How to choose an organic baby formula – Motherly Inc.

We'll help you sort through all the options, mama.
By Jessica D'Argenio Waller, MS, CNS, LDN April 18, 2022
As a new mama, it can be confusing to know which formula is best for your baby—and you might have a lot of questions. Are you choosing the ‘best’ formula? How will it affect your baby’s tiny tummy? Which ingredients should you look for? Maybe you’ve already decided you want to use an organic baby formula, but which one? 
All formulas, whether organic or conventional, are closely regulated by the Food and Drug Administration (FDA) to ensure they meet minimum nutritional requirements. But to be certified as organic, a formula needs to meet a higher standard in terms of how its ingredients are produced.
Here’s what to look for when choosing an organic baby formula.
To be labeled organic and feature the green USDA Organic seal on a product, it must meet certain criteria from the U.S. Department of Agriculture (USDA). Namely, it must have at least 95% of its ingredients grown in pesticide-free soil and be free from artificial preservatives, colors or flavors.
It must also use non-GMO ingredients and, in the case of formula, use milk from cows who were not treated with growth hormones. 
In other cases, a formula may state that it is “made with organic [name of ingredient here]”, which means that 70% of the ingredients used are organic, but that the other 30% of ingredients are non-organic. This means that some ingredients may have been produced using pesticides. These products will not have the USDA Organic seal.
That said, non-organic or conventional formulas will have the same essential nutritional benefits as organic versions. The FDA has outlined minimum amounts for 29 nutrients and maximum amounts for 9 of those nutrients that all formulas on the market must contain. No infant formula, whether organic or conventional, is allowed to contain any added natural or artificial flavorings or colors. 
Because organic formulas tend to be more costly, if cost is a factor, conventional formula should be just fine to meet your baby’s nutritional needs.
Related: Grappling with a formula shortage? Here’s what to do next
While organic formula can be more expensive than conventional formula, there are certain advantages to choosing organic. Reduced potential pesticide and herbicide exposure is one of the biggest benefits, especially when your baby is so small and their brain is undergoing such rapid development. 
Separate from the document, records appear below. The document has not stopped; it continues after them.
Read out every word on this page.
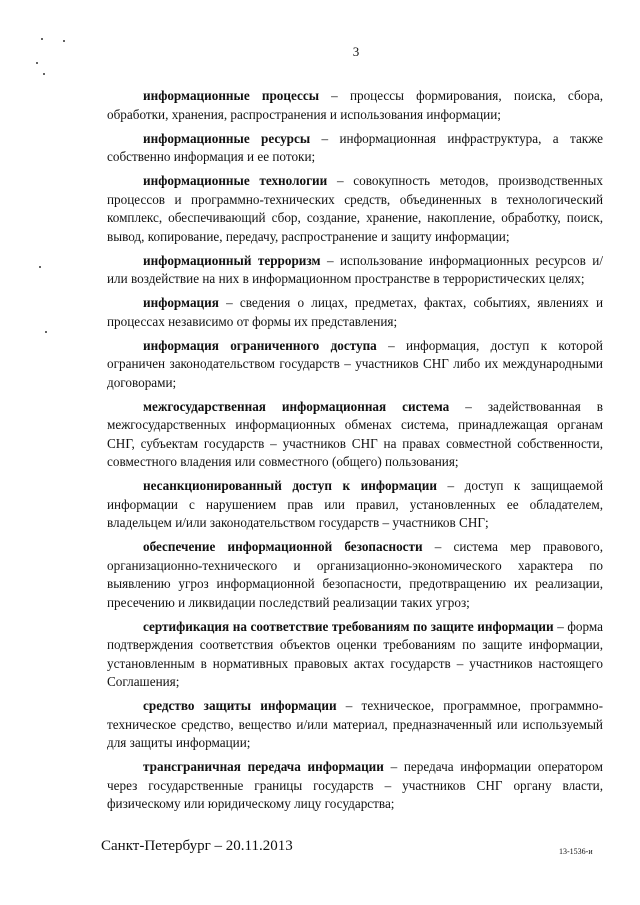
3

информационные процессы – процессы формирования, поиска, сбора, обработки, хранения, распространения и использования информации;

информационные ресурсы – информационная инфраструктура, а также собственно информация и ее потоки;

информационные технологии – совокупность методов, производственных процессов и программно-технических средств, объединенных в технологический комплекс, обеспечивающий сбор, создание, хранение, накопление, обработку, поиск, вывод, копирование, передачу, распространение и защиту информации;

информационный терроризм – использование информационных ресурсов и/или воздействие на них в информационном пространстве в террористических целях;

информация – сведения о лицах, предметах, фактах, событиях, явлениях и процессах независимо от формы их представления;

информация ограниченного доступа – информация, доступ к которой ограничен законодательством государств – участников СНГ либо их международными договорами;

межгосударственная информационная система – задействованная в межгосударственных информационных обменах система, принадлежащая органам СНГ, субъектам государств – участников СНГ на правах совместной собственности, совместного владения или совместного (общего) пользования;

несанкционированный доступ к информации – доступ к защищаемой информации с нарушением прав или правил, установленных ее обладателем, владельцем и/или законодательством государств – участников СНГ;

обеспечение информационной безопасности – система мер правового, организационно-технического и организационно-экономического характера по выявлению угроз информационной безопасности, предотвращению их реализации, пресечению и ликвидации последствий реализации таких угроз;

сертификация на соответствие требованиям по защите информации – форма подтверждения соответствия объектов оценки требованиям по защите информации, установленным в нормативных правовых актах государств – участников настоящего Соглашения;

средство защиты информации – техническое, программное, программно-техническое средство, вещество и/или материал, предназначенный или используемый для защиты информации;

трансграничная передача информации – передача информации оператором через государственные границы государств – участников СНГ органу власти, физическому или юридическому лицу государства;

Санкт-Петербург – 20.11.2013	13-1536-и
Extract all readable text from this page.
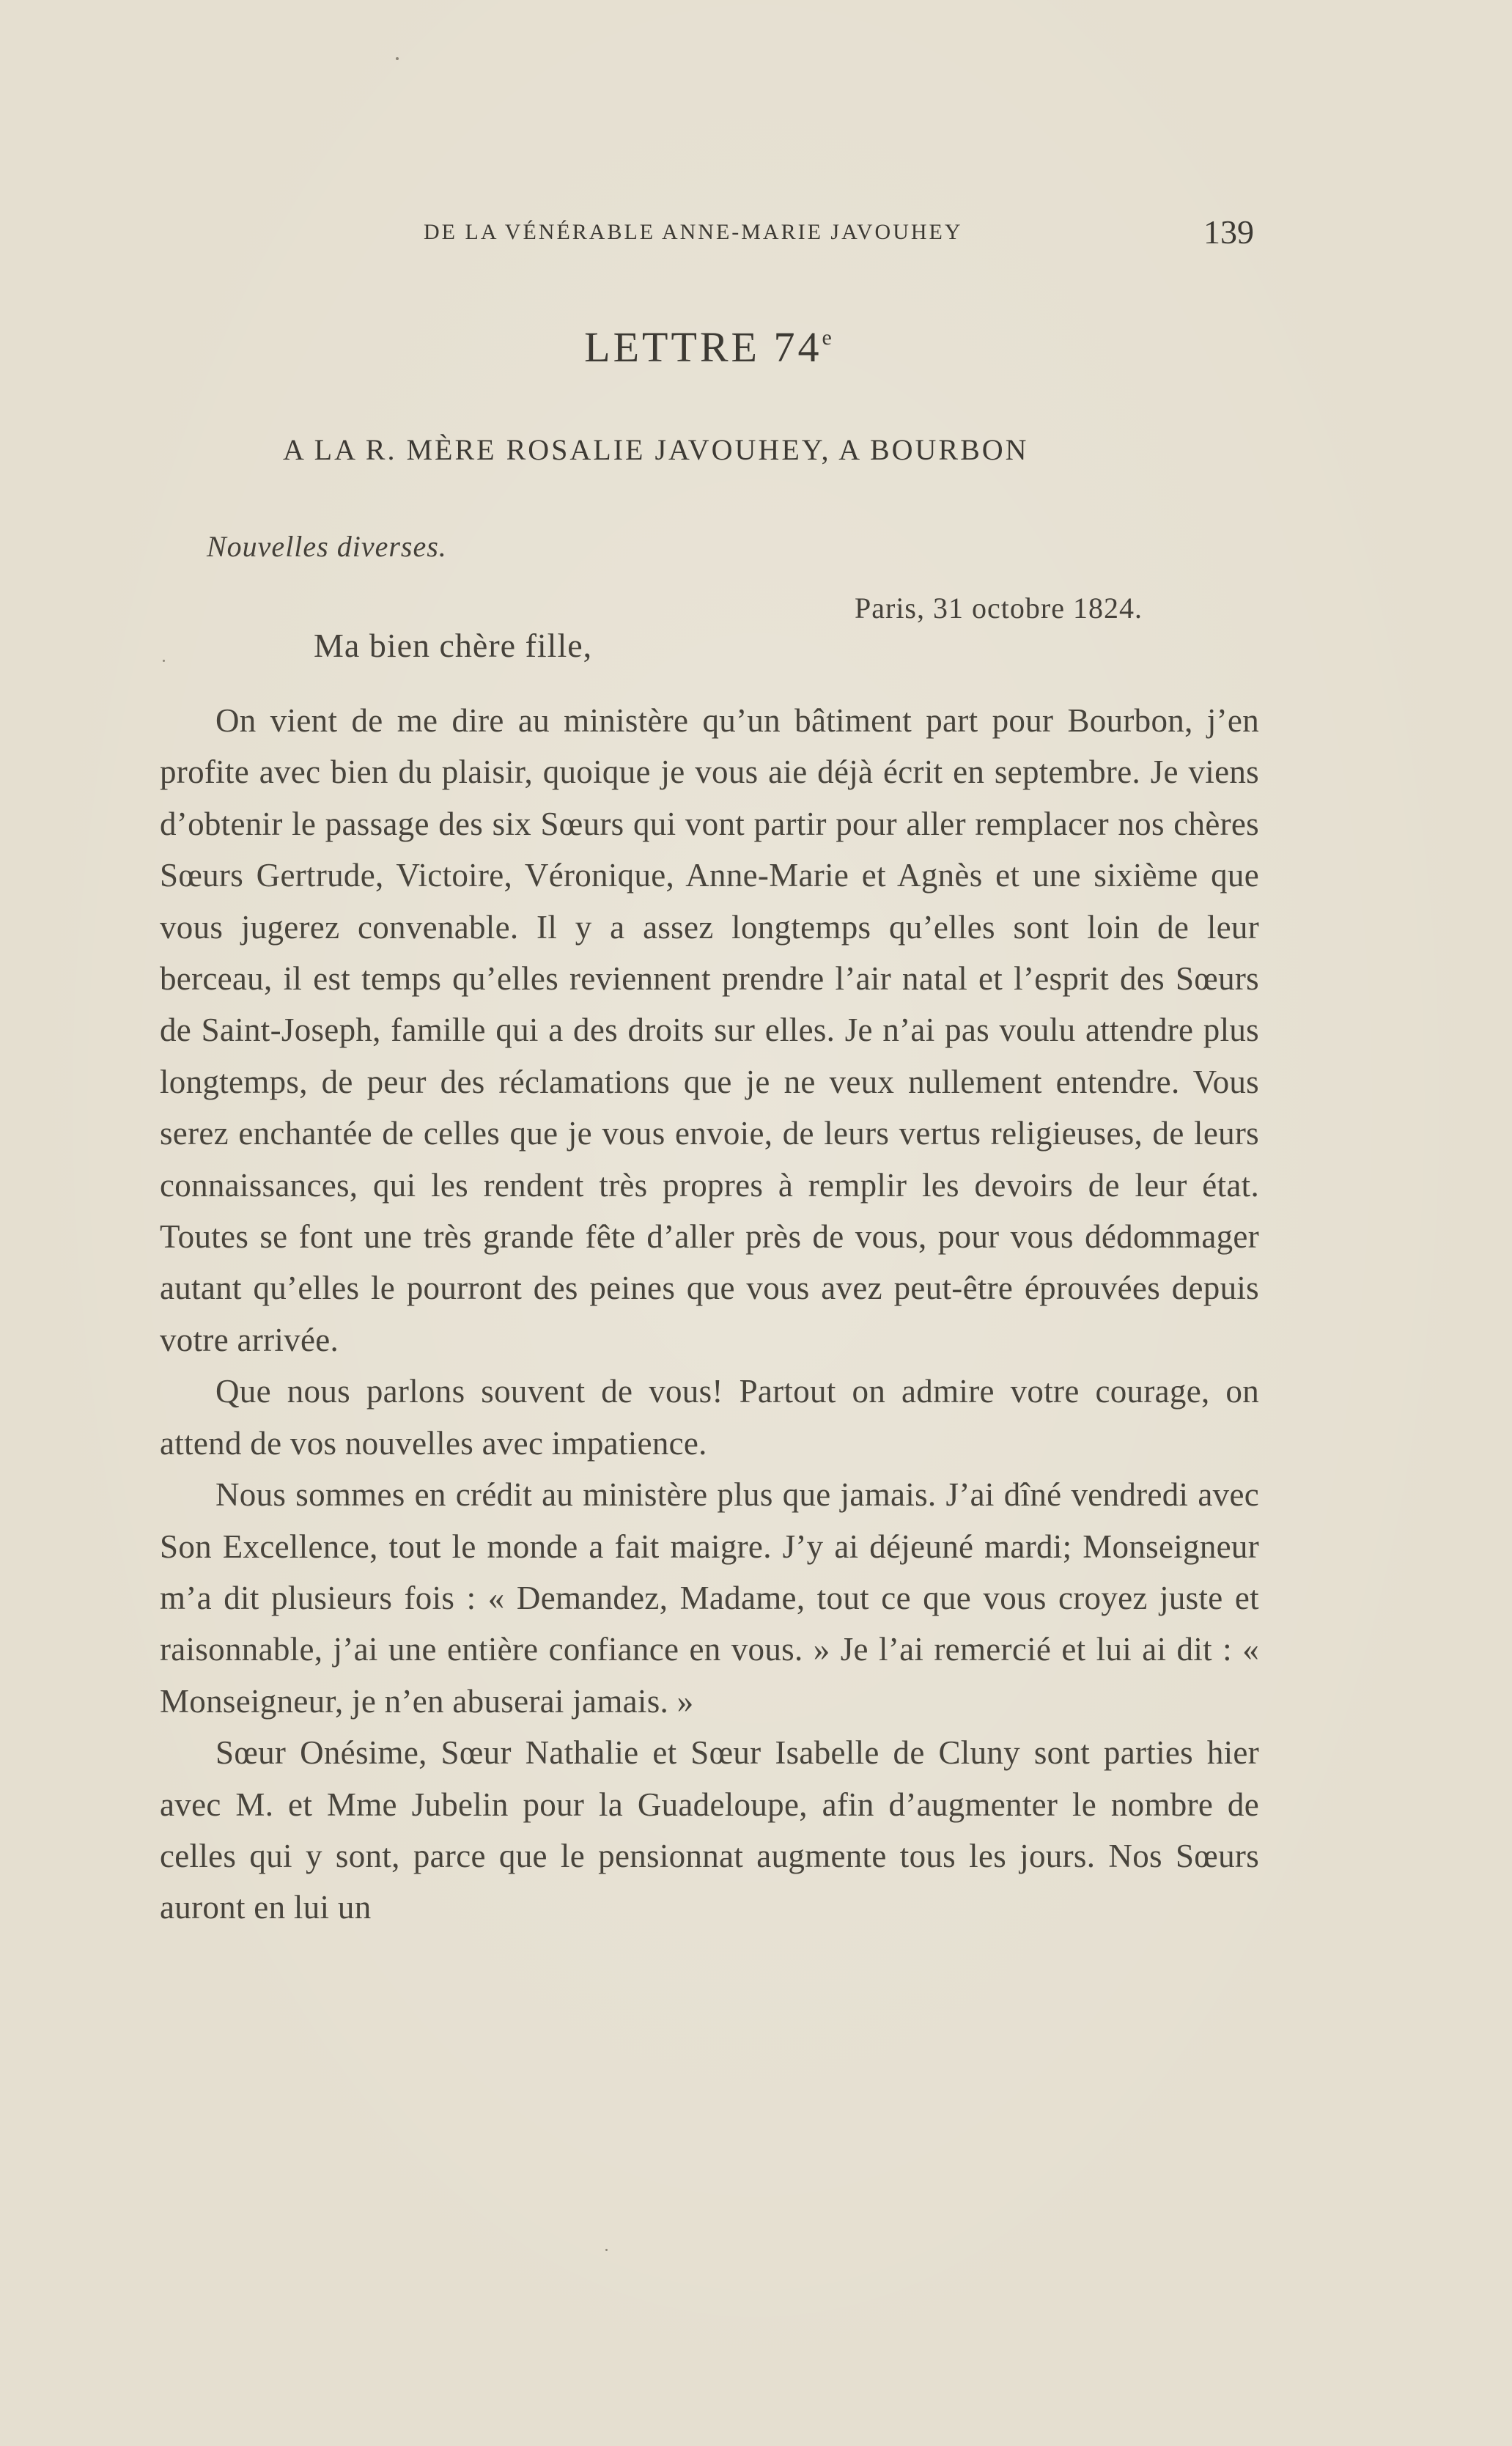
DE LA VÉNÉRABLE ANNE-MARIE JAVOUHEY	139
LETTRE 74e
A LA R. MÈRE ROSALIE JAVOUHEY, A BOURBON
Nouvelles diverses.
Paris, 31 octobre 1824.
Ma bien chère fille,

On vient de me dire au ministère qu’un bâtiment part pour Bourbon, j’en profite avec bien du plaisir, quoique je vous aie déjà écrit en septembre. Je viens d’obtenir le passage des six Sœurs qui vont partir pour aller remplacer nos chères Sœurs Gertrude, Victoire, Véronique, Anne-Marie et Agnès et une sixième que vous jugerez convenable. Il y a assez longtemps qu’elles sont loin de leur berceau, il est temps qu’elles reviennent prendre l’air natal et l’esprit des Sœurs de Saint-Joseph, famille qui a des droits sur elles. Je n’ai pas voulu attendre plus longtemps, de peur des réclamations que je ne veux nullement entendre. Vous serez enchantée de celles que je vous envoie, de leurs vertus religieuses, de leurs connaissances, qui les rendent très propres à remplir les devoirs de leur état. Toutes se font une très grande fête d’aller près de vous, pour vous dédommager autant qu’elles le pourront des peines que vous avez peut-être éprouvées depuis votre arrivée.

Que nous parlons souvent de vous! Partout on admire votre courage, on attend de vos nouvelles avec impatience.

Nous sommes en crédit au ministère plus que jamais. J’ai dîné vendredi avec Son Excellence, tout le monde a fait maigre. J’y ai déjeuné mardi; Monseigneur m’a dit plusieurs fois : « Demandez, Madame, tout ce que vous croyez juste et raisonnable, j’ai une entière confiance en vous. » Je l’ai remercié et lui ai dit : « Monseigneur, je n’en abuserai jamais. »

Sœur Onésime, Sœur Nathalie et Sœur Isabelle de Cluny sont parties hier avec M. et Mme Jubelin pour la Guadeloupe, afin d’augmenter le nombre de celles qui y sont, parce que le pensionnat augmente tous les jours. Nos Sœurs auront en lui un
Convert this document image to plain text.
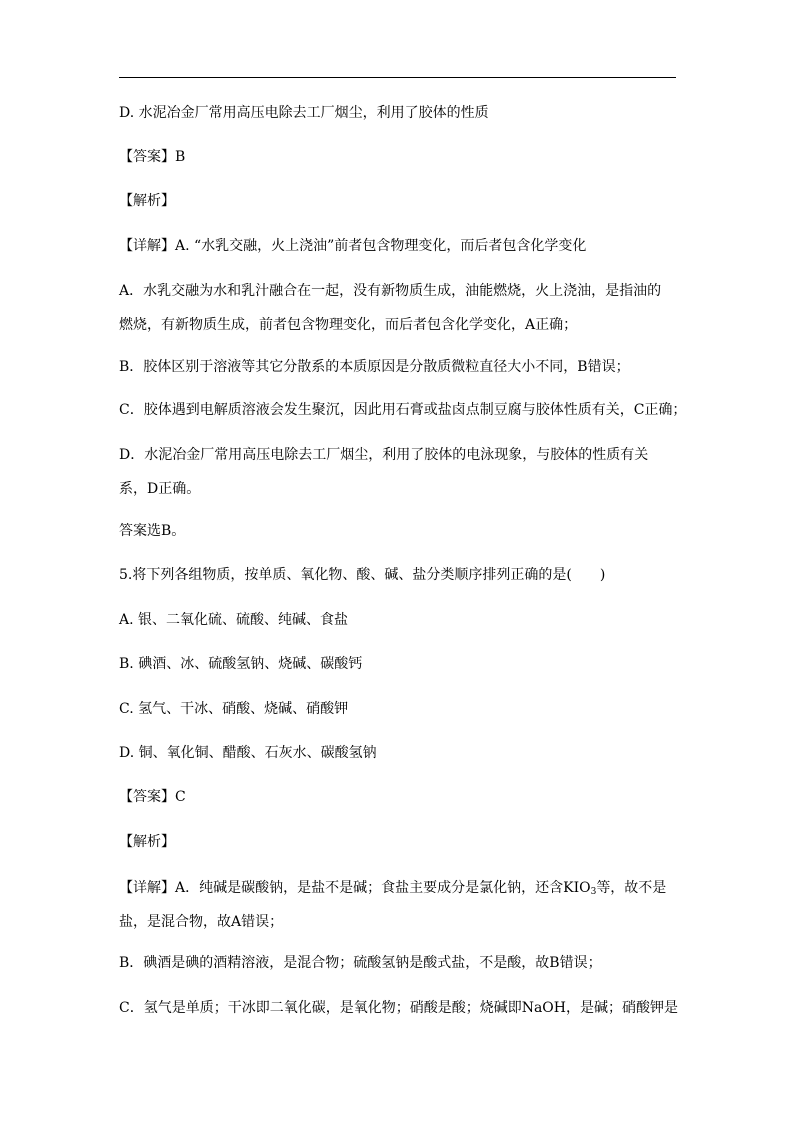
D. 水泥冶金厂常用高压电除去工厂烟尘，利用了胶体的性质
【答案】B
【解析】
【详解】A. “水乳交融，火上浇油”前者包含物理变化，而后者包含化学变化
A．水乳交融为水和乳汁融合在一起，没有新物质生成，油能燃烧，火上浇油，是指油的燃烧，有新物质生成，前者包含物理变化，而后者包含化学变化，A正确；
B．胶体区别于溶液等其它分散系的本质原因是分散质微粒直径大小不同，B错误；
C．胶体遇到电解质溶液会发生聚沉，因此用石膏或盐卤点制豆腐与胶体性质有关，C正确；
D．水泥冶金厂常用高压电除去工厂烟尘，利用了胶体的电泳现象，与胶体的性质有关系，D正确。
答案选B。
5.将下列各组物质，按单质、氧化物、酸、碱、盐分类顺序排列正确的是(　　)
A. 银、二氧化硫、硫酸、纯碱、食盐
B. 碘酒、冰、硫酸氢钠、烧碱、碳酸钙
C. 氢气、干冰、硝酸、烧碱、硝酸钾
D. 铜、氧化铜、醋酸、石灰水、碳酸氢钠
【答案】C
【解析】
【详解】A．纯碱是碳酸钠，是盐不是碱；食盐主要成分是氯化钠，还含$KIO_3$等，故不是盐，是混合物，故A错误；
B．碘酒是碘的酒精溶液，是混合物；硫酸氢钠是酸式盐，不是酸，故B错误；
C．氢气是单质；干冰即二氧化碳，是氧化物；硝酸是酸；烧碱即NaOH，是碱；硝酸钾是
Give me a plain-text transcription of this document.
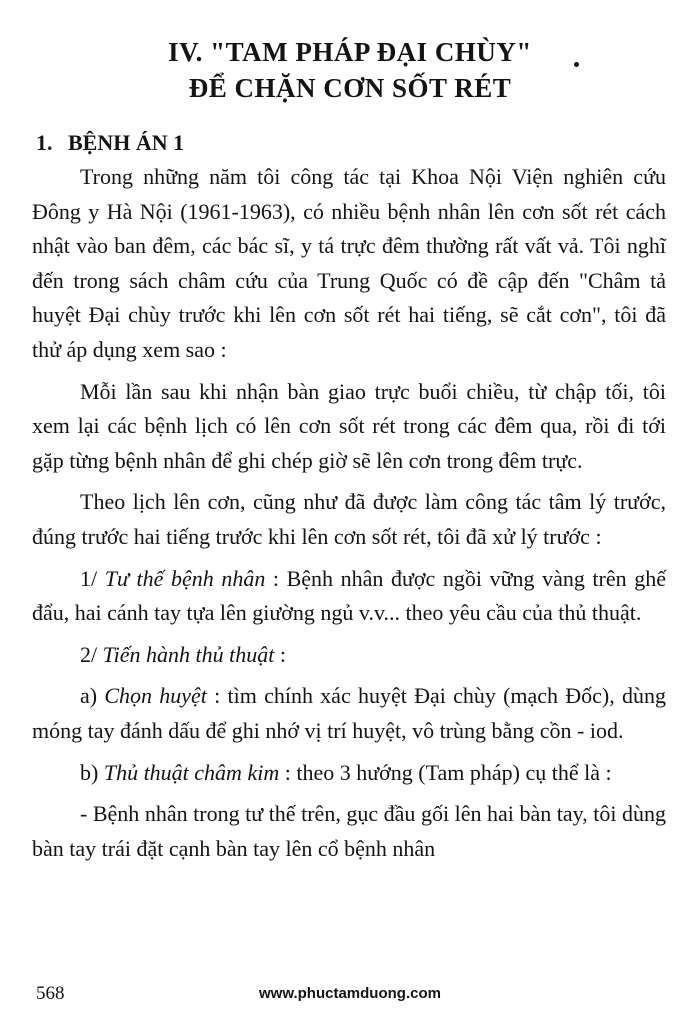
IV. "TAM PHÁP ĐẠI CHÙY"
ĐỂ CHẶN CƠN SỐT RÉT
1. BỆNH ÁN 1

Trong những năm tôi công tác tại Khoa Nội Viện nghiên cứu Đông y Hà Nội (1961-1963), có nhiều bệnh nhân lên cơn sốt rét cách nhật vào ban đêm, các bác sĩ, y tá trực đêm thường rất vất vả. Tôi nghĩ đến trong sách châm cứu của Trung Quốc có đề cập đến "Châm tả huyệt Đại chùy trước khi lên cơn sốt rét hai tiếng, sẽ cắt cơn", tôi đã thử áp dụng xem sao :

Mỗi lần sau khi nhận bàn giao trực buổi chiều, từ chập tối, tôi xem lại các bệnh lịch có lên cơn sốt rét trong các đêm qua, rồi đi tới gặp từng bệnh nhân để ghi chép giờ sẽ lên cơn trong đêm trực.

Theo lịch lên cơn, cũng như đã được làm công tác tâm lý trước, đúng trước hai tiếng trước khi lên cơn sốt rét, tôi đã xử lý trước :

1/ Tư thế bệnh nhân : Bệnh nhân được ngồi vững vàng trên ghế đẩu, hai cánh tay tựa lên giường ngủ v.v... theo yêu cầu của thủ thuật.

2/ Tiến hành thủ thuật :

a) Chọn huyệt : tìm chính xác huyệt Đại chùy (mạch Đốc), dùng móng tay đánh dấu để ghi nhớ vị trí huyệt, vô trùng bằng cồn - iod.

b) Thủ thuật châm kim : theo 3 hướng (Tam pháp) cụ thể là :

- Bệnh nhân trong tư thế trên, gục đầu gối lên hai bàn tay, tôi dùng bàn tay trái đặt cạnh bàn tay lên cổ bệnh nhân

568	www.phuctamduong.com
Research has shown that even low levels of pesticide exposure in infants may affect their neurological and behavioral development
Because formula may make up a significant (or total) portion of your infant’s diet, it may be worth opting for organic to try and reduce this exposure. However, it’s still unknown if the pesticide exposure from conventional baby formula is significant enough to affect infant neurodevelopment—more research is needed in this area.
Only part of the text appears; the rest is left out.